Sec. 45. The offense of corrupt solicitation of members of the Legislature or of public officers of the State, or of any municipal division thereof, and the occupation or practice of solicitation of such members or officers to influence their official action shall be defined by law and shall be punished by fine and imprisonment. Sec. 46. A member who has a personal or private interest in any measure or bill proposed or pending before the Legislature shall disclose the fact to the house of which he is a member, and shall not vote thereon.

Apportionment.

Section 1. One Representative in the Congress of the United States shall be elected from the State at large, the Tuesday next after the first Monday in November, 1890, and thereafter at such times and places, and in such manner as may be prescribed by law. When a new apportionment shall be made by Congress, the Legislature shall divide the State into congressional districts accordingly.

Sec. 2. The Legislature shall provide by law for an enumeration of the inhabitants of the State in the year 1895, and every tenth year thereafter, and at the session next following such enumeration, and also at the session next following an enumeration made by the authority of the United States, shall revise and adjust the apportionment for Senators and Representatives, on a basis of such enumeration according to ratios to be fixed by law.

Sec. 3. Representative districts may be altered from time to time as public convenience may require. When a representative district shall be composed of two or more counties, they shall be contiguous and the districts as compact as may be. No county shall be divided in the formation of representative districts.

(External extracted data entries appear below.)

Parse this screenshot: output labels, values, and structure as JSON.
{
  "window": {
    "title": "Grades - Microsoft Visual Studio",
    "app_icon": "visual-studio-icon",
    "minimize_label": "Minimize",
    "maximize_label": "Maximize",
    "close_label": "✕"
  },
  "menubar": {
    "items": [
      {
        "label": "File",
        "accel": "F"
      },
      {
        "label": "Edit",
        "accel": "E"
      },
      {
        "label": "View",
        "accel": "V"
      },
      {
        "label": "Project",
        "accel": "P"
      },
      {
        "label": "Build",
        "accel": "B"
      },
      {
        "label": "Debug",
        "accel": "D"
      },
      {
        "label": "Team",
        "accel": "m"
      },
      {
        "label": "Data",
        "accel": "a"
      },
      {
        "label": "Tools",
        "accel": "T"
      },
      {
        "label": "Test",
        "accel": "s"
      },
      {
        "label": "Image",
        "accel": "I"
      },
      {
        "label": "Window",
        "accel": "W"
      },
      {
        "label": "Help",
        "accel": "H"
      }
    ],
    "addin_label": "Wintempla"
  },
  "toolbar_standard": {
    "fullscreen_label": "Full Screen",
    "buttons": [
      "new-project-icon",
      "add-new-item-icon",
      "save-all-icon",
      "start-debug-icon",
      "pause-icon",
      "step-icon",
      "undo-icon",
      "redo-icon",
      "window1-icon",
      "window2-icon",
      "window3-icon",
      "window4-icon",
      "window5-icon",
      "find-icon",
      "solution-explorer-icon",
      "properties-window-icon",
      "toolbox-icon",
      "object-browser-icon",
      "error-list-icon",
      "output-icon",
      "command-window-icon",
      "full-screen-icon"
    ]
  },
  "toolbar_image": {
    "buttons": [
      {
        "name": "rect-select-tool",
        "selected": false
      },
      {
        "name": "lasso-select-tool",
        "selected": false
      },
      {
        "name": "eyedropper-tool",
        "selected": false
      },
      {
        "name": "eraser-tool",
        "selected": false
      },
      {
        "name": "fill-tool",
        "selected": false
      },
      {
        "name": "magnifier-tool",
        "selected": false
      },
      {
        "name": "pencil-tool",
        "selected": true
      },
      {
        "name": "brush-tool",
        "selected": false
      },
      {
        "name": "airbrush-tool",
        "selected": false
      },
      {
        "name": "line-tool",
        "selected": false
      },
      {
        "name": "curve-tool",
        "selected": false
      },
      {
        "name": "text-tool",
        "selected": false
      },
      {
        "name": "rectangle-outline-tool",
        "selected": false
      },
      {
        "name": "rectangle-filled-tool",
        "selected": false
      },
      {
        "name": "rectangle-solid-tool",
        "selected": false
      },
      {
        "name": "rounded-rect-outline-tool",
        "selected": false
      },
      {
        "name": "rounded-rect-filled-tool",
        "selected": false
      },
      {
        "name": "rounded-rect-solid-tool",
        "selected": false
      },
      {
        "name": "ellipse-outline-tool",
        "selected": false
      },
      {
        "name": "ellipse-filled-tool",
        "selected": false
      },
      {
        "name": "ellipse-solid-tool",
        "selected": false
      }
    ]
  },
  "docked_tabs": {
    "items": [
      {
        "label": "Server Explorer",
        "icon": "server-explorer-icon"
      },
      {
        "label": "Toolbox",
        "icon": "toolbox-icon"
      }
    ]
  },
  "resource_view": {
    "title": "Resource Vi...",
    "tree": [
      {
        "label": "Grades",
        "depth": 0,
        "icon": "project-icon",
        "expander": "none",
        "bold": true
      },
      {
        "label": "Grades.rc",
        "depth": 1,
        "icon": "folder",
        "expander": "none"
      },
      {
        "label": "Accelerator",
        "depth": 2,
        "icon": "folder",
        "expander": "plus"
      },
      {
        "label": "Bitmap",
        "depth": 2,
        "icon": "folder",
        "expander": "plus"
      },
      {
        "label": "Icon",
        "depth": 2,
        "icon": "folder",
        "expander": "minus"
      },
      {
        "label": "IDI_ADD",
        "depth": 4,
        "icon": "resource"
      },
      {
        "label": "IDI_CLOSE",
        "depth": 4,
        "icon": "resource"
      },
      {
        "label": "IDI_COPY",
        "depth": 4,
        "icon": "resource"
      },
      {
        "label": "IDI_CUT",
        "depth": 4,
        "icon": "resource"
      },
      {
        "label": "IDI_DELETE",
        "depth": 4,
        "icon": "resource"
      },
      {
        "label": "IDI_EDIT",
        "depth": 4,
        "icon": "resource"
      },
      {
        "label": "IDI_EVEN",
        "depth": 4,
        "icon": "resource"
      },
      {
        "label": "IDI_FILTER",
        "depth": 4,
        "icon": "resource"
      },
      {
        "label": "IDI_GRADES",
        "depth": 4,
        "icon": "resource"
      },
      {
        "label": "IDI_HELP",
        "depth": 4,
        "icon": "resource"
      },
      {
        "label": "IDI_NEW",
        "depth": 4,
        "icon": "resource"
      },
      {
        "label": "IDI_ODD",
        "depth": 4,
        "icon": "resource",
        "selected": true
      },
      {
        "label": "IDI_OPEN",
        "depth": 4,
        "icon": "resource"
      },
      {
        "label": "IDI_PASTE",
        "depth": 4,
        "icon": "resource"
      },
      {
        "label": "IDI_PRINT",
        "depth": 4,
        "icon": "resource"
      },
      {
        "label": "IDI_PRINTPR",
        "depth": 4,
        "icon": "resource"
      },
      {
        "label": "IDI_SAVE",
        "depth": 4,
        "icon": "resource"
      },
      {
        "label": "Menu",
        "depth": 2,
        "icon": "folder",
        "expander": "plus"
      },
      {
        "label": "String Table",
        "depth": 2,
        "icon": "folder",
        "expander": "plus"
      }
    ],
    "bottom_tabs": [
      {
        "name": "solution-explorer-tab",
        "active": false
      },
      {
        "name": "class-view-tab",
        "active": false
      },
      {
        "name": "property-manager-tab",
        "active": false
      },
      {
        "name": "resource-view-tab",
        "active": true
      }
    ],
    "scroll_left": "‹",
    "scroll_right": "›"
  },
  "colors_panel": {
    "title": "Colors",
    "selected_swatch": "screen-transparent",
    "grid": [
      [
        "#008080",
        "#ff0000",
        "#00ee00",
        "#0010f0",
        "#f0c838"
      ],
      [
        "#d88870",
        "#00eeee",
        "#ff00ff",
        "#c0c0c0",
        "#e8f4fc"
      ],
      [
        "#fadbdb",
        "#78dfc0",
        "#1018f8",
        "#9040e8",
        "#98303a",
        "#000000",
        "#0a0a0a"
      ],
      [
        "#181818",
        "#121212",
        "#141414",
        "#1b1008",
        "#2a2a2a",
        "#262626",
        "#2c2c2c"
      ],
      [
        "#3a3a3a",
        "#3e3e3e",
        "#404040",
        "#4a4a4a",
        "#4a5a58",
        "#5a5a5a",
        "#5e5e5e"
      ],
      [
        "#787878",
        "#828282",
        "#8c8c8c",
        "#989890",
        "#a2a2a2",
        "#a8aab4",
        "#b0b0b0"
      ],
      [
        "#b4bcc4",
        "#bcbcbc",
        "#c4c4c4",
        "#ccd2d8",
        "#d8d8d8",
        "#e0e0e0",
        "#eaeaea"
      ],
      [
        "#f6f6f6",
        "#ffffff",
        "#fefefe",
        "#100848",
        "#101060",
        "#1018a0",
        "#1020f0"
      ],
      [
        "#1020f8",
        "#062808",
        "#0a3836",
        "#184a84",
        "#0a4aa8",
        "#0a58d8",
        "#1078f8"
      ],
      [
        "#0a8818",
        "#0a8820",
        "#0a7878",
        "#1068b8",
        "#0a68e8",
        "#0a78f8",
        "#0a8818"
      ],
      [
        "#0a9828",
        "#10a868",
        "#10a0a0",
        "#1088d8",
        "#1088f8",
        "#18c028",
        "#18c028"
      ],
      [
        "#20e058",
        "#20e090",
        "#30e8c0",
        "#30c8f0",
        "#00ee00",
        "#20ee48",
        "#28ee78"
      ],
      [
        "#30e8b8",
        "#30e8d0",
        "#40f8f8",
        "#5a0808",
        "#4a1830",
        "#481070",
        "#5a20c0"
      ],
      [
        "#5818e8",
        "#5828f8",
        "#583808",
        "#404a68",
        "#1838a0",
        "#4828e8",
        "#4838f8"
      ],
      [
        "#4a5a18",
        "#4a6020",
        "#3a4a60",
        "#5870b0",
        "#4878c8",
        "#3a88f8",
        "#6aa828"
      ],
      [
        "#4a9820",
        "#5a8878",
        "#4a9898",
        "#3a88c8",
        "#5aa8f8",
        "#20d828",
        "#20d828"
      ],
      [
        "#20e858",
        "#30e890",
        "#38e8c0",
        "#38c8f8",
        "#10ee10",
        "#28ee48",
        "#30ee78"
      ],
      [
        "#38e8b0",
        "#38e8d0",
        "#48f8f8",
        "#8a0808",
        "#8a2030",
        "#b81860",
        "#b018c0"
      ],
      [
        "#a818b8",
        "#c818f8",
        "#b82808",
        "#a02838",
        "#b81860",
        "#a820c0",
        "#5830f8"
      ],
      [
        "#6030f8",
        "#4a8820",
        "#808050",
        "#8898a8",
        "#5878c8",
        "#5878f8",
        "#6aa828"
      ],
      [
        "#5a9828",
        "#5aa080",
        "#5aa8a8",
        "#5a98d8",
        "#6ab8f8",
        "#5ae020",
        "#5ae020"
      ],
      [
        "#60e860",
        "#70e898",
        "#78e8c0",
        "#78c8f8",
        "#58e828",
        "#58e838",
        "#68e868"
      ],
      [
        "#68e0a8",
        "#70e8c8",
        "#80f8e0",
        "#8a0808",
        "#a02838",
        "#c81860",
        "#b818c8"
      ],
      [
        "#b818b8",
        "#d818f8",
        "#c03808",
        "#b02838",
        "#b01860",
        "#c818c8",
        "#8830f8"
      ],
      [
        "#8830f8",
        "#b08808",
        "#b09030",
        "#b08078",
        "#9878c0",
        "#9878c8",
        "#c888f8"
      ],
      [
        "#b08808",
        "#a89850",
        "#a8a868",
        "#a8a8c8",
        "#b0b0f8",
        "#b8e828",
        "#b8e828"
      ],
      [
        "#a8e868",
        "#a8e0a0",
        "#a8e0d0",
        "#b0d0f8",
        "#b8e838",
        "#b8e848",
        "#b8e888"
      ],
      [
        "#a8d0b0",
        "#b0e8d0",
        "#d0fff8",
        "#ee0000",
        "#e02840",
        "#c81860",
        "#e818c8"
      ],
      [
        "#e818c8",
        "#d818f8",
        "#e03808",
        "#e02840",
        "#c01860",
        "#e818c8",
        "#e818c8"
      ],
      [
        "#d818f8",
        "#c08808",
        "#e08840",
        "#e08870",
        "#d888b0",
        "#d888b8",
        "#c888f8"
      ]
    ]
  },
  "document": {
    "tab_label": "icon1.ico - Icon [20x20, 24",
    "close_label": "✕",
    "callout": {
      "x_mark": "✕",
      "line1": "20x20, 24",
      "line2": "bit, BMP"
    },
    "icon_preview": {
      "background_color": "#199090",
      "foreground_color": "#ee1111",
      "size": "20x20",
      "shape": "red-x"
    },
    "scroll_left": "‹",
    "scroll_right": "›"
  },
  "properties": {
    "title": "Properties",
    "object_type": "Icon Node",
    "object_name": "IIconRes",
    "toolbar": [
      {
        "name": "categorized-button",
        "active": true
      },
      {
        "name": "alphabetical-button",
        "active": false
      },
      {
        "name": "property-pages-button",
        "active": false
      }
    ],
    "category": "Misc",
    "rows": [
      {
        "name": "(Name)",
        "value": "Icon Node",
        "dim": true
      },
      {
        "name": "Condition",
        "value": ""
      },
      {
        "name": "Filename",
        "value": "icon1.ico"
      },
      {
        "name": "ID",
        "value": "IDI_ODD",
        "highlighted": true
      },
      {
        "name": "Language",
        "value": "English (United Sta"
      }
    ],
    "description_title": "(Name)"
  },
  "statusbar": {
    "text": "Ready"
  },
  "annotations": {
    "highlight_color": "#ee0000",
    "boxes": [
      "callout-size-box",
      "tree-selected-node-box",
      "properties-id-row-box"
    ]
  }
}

Sec. 4. Until an apportionment of Senators and Representatives is otherwise provided by law, they shall be divided among the several counties of the State in the following manner:

Albany county, two Senators and five Representatives. Carbon county, two Senators and five Representatives. Converse county, one Senator and three Representatives. Crook county, one Senator and two Representatives. Fremont county, one Senator and two Representatives. Laramie county, three Senators and six Representatives. Johnson county, one Senator and two Representatives. Sheridan county, one Senator and two Representatives. Sweetwater county, two Senators and three Representatives. Uinta county, two Senators and three Representatives.

ARTICLE IV.

Executive Department.

Section 1. The executive power shall be vested in a Governor, who shall hold his office for the term of four (4) years and until his successor is elected and duly qualified.